Wenn Sie sich gerade in einer ähnlichen Situation befinden, prüfen Sie drei Punkte: Gibt es eine vertragliche Kündigungsfrist? Wurde ein fester Kündigungstermin wie Monatsende vereinbart? Und gibt es Anhaltspunkte, dass Ihr Einsatz faktisch doch wie ein echtes Arbeitsverhältnis organisiert war (Weisungen, fixer Ort, fixe Zeiten)?
Diese Entscheidung wirkt auch präventiv. Unternehmen sollten freie Dienstverträge sauber formulieren und dokumentieren: Vertretungsrecht, keine persönlichen Weisungen, keine festen Arbeitszeiten, eigene Betriebsmittel. So vermeiden Sie spätere Umqualifizierungen. Ohne klare Fristenklausel drohen Streit über „angemessene“ Fristen – gerade im Insolvenzfall.
- Für freie Dienstnehmer: Sichern Sie den Vertrag, den Zugang der Beendigung und alle Nachweise zur tatsächlichen Arbeitsgestaltung. Das stützt Ihren IEF‑Antrag gezielt.
- Für freie Dienstnehmer: Beantragen Sie Insolvenz‑Entgelt zeitnah bei der IEF‑Service GmbH. Legen Sie Kündigungsfrist, etwaige Termine und Ihren Austritt nach § 25 IO dar.
- Für Arbeitgeber/HR: Verankern Sie drei Klauseln: beiderseitige Kündigungsfrist (z. B. vier Wochen), kein Kündigungstermin, Klarstellung der Nichtanwendbarkeit arbeitsrechtlicher Schutzbestimmungen (AngG/UrlG/Abfertigung).
Kann eine längere Kündigungsfrist dennoch spielen? Ja, aber nur, wenn sie vertraglich vereinbart wurde – und auch dann ist sie nicht voll vom IESG gesichert, weil § 3 Abs 3 IESG auf gesetzliche oder kollektivvertragliche Fristen fokussiert.
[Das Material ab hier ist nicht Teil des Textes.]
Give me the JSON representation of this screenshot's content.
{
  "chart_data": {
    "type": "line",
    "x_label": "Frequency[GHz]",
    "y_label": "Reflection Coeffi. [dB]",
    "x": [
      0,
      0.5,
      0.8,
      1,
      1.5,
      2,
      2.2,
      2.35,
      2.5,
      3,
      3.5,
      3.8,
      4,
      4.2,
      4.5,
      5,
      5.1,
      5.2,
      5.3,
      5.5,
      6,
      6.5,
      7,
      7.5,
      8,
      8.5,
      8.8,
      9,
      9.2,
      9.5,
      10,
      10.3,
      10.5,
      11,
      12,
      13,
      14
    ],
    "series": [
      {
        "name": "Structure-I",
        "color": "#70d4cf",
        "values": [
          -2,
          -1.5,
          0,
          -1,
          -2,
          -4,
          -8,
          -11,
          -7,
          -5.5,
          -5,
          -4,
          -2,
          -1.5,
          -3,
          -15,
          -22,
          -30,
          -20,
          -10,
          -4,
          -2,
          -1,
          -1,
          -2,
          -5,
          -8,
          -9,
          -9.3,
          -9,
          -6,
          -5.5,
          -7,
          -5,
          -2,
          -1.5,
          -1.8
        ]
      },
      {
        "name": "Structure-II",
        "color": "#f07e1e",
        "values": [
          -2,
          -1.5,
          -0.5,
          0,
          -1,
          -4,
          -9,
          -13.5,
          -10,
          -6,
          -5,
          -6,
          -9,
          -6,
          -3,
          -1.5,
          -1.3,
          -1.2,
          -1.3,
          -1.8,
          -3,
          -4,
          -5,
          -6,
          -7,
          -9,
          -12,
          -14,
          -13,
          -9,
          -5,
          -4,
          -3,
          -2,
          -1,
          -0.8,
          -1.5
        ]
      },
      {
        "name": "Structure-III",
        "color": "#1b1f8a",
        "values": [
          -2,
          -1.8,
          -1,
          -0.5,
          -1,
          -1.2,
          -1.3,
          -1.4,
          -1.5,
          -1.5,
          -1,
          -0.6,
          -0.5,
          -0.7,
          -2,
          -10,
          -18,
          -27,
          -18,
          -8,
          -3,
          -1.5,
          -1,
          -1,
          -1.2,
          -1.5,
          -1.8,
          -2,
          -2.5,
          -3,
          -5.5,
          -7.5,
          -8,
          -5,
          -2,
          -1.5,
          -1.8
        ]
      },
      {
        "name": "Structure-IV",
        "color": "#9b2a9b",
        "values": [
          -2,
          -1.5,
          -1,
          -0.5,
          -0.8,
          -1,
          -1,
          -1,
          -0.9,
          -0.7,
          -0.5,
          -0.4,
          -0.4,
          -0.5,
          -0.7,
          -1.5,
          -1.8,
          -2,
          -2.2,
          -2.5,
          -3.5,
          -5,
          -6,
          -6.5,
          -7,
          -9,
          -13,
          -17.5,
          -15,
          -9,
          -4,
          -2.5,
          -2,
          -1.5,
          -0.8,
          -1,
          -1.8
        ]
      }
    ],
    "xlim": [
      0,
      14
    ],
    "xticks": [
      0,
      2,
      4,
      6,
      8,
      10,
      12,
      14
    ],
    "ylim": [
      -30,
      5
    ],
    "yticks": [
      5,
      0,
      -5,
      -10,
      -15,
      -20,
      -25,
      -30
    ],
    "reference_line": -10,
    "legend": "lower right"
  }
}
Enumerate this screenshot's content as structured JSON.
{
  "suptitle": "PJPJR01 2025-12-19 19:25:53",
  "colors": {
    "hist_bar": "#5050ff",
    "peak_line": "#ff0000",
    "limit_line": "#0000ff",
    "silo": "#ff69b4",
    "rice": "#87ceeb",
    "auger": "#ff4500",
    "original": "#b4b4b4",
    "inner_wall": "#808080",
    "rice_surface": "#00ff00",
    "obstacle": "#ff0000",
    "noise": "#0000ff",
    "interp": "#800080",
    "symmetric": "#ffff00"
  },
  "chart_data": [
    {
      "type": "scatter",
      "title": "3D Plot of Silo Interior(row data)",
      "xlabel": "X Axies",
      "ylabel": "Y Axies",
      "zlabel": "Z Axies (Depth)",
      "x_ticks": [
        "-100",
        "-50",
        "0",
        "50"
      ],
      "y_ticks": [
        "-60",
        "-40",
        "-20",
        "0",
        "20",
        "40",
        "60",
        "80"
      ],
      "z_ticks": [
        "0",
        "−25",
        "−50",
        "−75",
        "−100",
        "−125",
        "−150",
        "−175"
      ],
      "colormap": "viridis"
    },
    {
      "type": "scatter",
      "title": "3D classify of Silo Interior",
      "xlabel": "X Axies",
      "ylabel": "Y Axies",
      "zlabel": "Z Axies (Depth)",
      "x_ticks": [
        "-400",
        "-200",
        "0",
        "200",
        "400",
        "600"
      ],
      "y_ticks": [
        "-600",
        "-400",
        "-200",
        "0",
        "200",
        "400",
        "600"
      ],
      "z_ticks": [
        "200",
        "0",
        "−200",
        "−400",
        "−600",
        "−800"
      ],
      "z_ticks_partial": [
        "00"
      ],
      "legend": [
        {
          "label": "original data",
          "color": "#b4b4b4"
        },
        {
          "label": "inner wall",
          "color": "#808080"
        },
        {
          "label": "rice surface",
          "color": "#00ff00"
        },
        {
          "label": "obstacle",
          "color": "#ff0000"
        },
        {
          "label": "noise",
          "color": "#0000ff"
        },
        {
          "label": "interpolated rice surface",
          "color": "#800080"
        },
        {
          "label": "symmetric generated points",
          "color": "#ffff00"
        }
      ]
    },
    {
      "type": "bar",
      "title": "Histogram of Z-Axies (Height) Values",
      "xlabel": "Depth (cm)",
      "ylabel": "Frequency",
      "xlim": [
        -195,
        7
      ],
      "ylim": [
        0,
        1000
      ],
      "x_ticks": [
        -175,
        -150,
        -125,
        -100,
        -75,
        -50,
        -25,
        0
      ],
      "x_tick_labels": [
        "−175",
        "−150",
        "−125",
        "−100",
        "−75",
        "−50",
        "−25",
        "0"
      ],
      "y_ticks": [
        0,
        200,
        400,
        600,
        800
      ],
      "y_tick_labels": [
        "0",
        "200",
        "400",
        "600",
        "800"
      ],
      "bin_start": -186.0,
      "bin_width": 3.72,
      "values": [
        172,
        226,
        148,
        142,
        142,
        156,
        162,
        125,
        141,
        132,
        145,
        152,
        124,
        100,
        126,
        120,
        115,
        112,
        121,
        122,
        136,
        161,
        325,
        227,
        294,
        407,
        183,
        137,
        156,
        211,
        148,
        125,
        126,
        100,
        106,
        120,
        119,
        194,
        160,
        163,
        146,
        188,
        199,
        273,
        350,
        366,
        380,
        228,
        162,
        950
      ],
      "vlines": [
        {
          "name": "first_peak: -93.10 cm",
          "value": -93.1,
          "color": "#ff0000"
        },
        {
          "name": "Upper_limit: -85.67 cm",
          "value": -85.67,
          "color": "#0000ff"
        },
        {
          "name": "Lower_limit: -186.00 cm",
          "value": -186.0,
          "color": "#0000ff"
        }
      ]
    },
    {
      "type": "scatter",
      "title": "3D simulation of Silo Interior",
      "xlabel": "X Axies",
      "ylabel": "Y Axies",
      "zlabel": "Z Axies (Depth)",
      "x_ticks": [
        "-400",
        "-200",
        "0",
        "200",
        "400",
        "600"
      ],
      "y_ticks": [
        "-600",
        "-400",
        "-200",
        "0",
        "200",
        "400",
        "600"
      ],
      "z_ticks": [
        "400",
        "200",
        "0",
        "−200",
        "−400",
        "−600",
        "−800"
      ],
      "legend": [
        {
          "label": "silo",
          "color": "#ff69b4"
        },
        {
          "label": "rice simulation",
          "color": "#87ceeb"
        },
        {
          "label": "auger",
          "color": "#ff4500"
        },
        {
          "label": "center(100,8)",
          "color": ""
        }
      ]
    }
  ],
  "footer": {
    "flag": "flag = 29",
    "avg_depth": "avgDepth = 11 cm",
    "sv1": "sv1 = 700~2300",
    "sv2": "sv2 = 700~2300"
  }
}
Diese Differenz zwischen Privatrecht und Sicherungsrecht kostet im Ernstfall bares Geld.
Rechtsanwalt Wien: Hilfe zur Kündigungsfrist freier Dienstvertrag OGH
In Wien und ganz Österreich ist die rechtliche Einordnung freier Dienstverträge heikel. Prüfen Sie Vertragsklauseln zu Fristen und Terminen, dokumentieren Sie die tatsächliche Arbeitsgestaltung und berücksichtigen Sie die Grenzen des Insolvenz‑Entgelts nach § 3 Abs 3 IESG. So setzen Sie Ansprüche zur Kündigungsfrist freier Dienstvertrag OGH fundiert durch.
Häufige Fragen zum Insolvenz‑Entgelt und freien Dienstverträgen
Kann ich als freier Dienstnehmer die langen AngG‑Kündigungsfristen verlangen?
In Österreich gilt: Nein. § 1159 ABGB und § 20 Angestelltengesetz (AngG) schützen Arbeitnehmer in persönlicher Abhängigkeit. Freie Dienstverträge folgen der vereinbarten oder angemessenen Frist. OGH: 8ObS4/24g.
Habe ich Anspruch auf Insolvenz‑Entgelt für eine vertraglich längere Kündigungsfrist?
In Österreich gilt: Nein, soweit nur vertraglich verlängert. § 3 Abs 3 IESG sichert gesetzliche/kollektivvertragliche Fristen und Termine, nicht bloß vertragliche. OGH: 8ObS4/24g.
Was passiert, wenn mein freier Dienstvertrag keinen Kündigungstermin vorsieht?
In Österreich gilt: Dann läuft die Frist ab Zugang der Kündigung, ohne Monats- oder Quartalsende. Maßgeblich ist die Vereinbarung bzw. eine angemessene Frist. OGH: 8ObS4/24g.
Kann ich mein freies Dienstverhältnis als echtes Arbeitsverhältnis umqualifizieren?
In Österreich gilt: Ja, wenn starke Weisungsgebundenheit, fixer Arbeitsort/-zeit bestehen. Dann greifen § 1159 ABGB/§ 20 AngG. Das ist eine Beweisfrage. Rechtsgrundlage: ABGB/AngG; OGH: 8ObS4/24g.